Consumption of plastics is expected to double in the coming 20 years and plastics production will account for a greatly increased share of global oil use and GHG emissions. This increase will have a significant environmental impact since it is estimated that by 2050 the oceans could contain more plastic than fish. It is thus mandatory to promote a more sustainable use of plastics, foster plastics recycling, and shift towards the use of biobased plastics, thus reducing the consumption of fossil resources.
Poly(ethylene terephthalate) (PET) is one of the most widely used synthetic polymers in packaging and beverage industry. Although its recycling at post-consumer level is an increasing need, most of the currently available mechanical and chemical technologies to recycle this plastic polymer show technical and economic constraints, as well as environmental problems. Moreover, biological recycling of PET is still largely underexploited because of the lack of a reliable biological system (microorganisms and/or enzymes) that could be used in large scale industrial processes.
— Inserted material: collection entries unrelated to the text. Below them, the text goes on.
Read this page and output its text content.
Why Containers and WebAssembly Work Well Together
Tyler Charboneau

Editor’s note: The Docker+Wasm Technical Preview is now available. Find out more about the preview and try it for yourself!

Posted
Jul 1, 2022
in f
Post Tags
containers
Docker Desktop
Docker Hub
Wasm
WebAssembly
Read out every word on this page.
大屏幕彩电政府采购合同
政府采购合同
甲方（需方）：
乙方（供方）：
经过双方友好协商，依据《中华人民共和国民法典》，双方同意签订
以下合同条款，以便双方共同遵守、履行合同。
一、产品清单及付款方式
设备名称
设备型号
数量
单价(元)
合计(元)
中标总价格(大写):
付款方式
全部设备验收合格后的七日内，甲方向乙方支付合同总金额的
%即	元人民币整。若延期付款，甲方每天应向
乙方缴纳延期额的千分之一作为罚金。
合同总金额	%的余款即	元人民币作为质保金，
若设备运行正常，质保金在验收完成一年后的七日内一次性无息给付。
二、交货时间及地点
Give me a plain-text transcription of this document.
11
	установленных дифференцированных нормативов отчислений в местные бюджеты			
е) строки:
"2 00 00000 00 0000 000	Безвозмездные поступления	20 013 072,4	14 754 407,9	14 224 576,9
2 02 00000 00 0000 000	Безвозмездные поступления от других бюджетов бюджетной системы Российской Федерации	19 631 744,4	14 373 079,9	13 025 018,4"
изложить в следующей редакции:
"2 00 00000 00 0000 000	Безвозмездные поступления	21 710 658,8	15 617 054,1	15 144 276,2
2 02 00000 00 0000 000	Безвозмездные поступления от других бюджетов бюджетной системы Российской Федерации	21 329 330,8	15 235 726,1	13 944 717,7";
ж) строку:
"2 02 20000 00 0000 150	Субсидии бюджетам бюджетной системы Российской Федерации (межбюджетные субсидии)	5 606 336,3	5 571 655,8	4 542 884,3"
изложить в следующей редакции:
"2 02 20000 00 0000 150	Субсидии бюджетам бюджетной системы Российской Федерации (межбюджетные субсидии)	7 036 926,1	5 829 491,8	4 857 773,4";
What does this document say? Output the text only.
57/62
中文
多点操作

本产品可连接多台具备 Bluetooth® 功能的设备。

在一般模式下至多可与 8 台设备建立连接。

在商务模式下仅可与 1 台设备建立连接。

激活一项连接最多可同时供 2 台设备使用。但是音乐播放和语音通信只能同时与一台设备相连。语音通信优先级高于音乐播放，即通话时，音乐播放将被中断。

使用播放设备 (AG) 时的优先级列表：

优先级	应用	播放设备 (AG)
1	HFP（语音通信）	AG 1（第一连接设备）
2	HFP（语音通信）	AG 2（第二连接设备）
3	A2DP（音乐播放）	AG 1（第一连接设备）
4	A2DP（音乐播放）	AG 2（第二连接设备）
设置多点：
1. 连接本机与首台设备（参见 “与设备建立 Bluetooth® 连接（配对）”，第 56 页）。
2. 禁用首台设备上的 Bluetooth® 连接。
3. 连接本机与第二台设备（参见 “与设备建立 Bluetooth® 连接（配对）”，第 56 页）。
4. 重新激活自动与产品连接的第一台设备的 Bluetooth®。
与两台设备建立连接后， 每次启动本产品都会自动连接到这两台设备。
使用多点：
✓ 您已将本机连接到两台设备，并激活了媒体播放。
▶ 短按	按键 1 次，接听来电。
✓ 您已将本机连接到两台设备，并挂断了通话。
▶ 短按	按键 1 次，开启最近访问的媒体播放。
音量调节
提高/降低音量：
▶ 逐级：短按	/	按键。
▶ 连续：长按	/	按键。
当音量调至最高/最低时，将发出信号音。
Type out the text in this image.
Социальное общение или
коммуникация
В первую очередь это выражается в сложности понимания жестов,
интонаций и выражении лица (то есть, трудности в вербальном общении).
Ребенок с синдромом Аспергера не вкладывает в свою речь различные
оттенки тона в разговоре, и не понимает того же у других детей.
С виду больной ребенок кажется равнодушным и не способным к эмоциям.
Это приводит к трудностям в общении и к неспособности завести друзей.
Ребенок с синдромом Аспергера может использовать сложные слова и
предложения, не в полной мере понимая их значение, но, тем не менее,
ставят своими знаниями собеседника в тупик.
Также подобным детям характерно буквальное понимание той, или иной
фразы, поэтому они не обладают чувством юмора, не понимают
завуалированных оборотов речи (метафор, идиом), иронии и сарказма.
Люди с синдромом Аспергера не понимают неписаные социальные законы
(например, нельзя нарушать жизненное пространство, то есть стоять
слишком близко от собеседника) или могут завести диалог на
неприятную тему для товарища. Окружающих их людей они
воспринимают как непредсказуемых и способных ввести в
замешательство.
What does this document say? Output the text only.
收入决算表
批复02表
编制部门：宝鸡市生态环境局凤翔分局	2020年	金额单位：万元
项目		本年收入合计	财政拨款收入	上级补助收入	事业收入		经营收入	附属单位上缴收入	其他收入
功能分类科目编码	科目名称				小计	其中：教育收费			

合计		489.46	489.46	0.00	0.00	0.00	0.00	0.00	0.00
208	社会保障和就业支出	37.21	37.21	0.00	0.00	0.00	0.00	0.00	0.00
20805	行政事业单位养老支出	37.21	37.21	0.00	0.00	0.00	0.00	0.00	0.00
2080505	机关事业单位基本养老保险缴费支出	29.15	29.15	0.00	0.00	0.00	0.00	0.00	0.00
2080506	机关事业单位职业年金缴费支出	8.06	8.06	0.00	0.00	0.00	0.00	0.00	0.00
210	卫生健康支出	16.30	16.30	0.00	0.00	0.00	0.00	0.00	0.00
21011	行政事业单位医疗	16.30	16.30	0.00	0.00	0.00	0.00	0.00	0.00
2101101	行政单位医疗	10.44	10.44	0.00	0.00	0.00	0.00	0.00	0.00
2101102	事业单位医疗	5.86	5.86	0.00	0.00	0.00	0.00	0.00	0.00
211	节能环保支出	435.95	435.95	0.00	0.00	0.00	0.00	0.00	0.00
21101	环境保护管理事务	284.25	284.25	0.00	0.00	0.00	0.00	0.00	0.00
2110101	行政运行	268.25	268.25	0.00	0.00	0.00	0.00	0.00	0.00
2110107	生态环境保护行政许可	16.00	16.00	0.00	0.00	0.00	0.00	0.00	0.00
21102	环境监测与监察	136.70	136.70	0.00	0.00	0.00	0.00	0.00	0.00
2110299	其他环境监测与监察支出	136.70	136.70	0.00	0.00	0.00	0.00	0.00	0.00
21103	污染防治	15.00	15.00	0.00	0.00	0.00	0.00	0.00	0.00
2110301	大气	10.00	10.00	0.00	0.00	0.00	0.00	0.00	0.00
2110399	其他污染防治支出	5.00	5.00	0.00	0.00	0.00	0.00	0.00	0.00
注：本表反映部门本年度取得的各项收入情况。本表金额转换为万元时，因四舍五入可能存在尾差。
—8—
In this scenario, the use of insects as a primary agent for PET waste reduction, as recently proposed, could contribute to relieve problems related to its management.
NICE-PET is a science-driven project that relies on a transdisciplinary approach and brings together different scientific expertise. THE PROJECT AIMS AT USING THE LARVAE OF BLACK SOLDIER FLY (BSF), Hermetia illucens, one of the most promising systems for the development of bioconversion technologies for waste processing and valorization, AS A BIOREACTOR TO EFFICIENTLY REDUCE PET WASTE. The larval biomass can be exploited to generate biobased products as protein-based materials and biofuels.
To this aim, four specific research objectives have been conceived: (i) in vitro evolution of microbial PET-degrading enzymes (PETases); (ii) generation of H. illucens larvae that express PETases at gut level through the use of CRISPR/Cas9 genome editing system; (iii) exploitation of larval gut microbiota to improve PET biodegradation; and (iv) optimization of BSF-mediated PET biotransformation
The expected outcomes of the project will generate innovation and provide a significant scientific and technological improvement about: new system for the management and valorization of PET through insect-mediated bioconversion; fresh knowledge and know-how about the molecular evolution of plastic degrading enzymes; development of innovative protocols for the application of the CRISPR/Cas9 technology to produce knock-in variants of BSF with potential biotechnological applications in waste management; better knowledge on BSF microbiota; evaluation of the socioeconomic feasibility of the proposed BSF-based technology/application.
Collectively, the information generated by NICE-PET will lead to the development of an unprecedented and sustainable biotechnological solution for the treatment of PET and contribute to the creation of a circular supply chain based on the biological reprocessing of plastic waste, with a significant impact on social and environmental issues.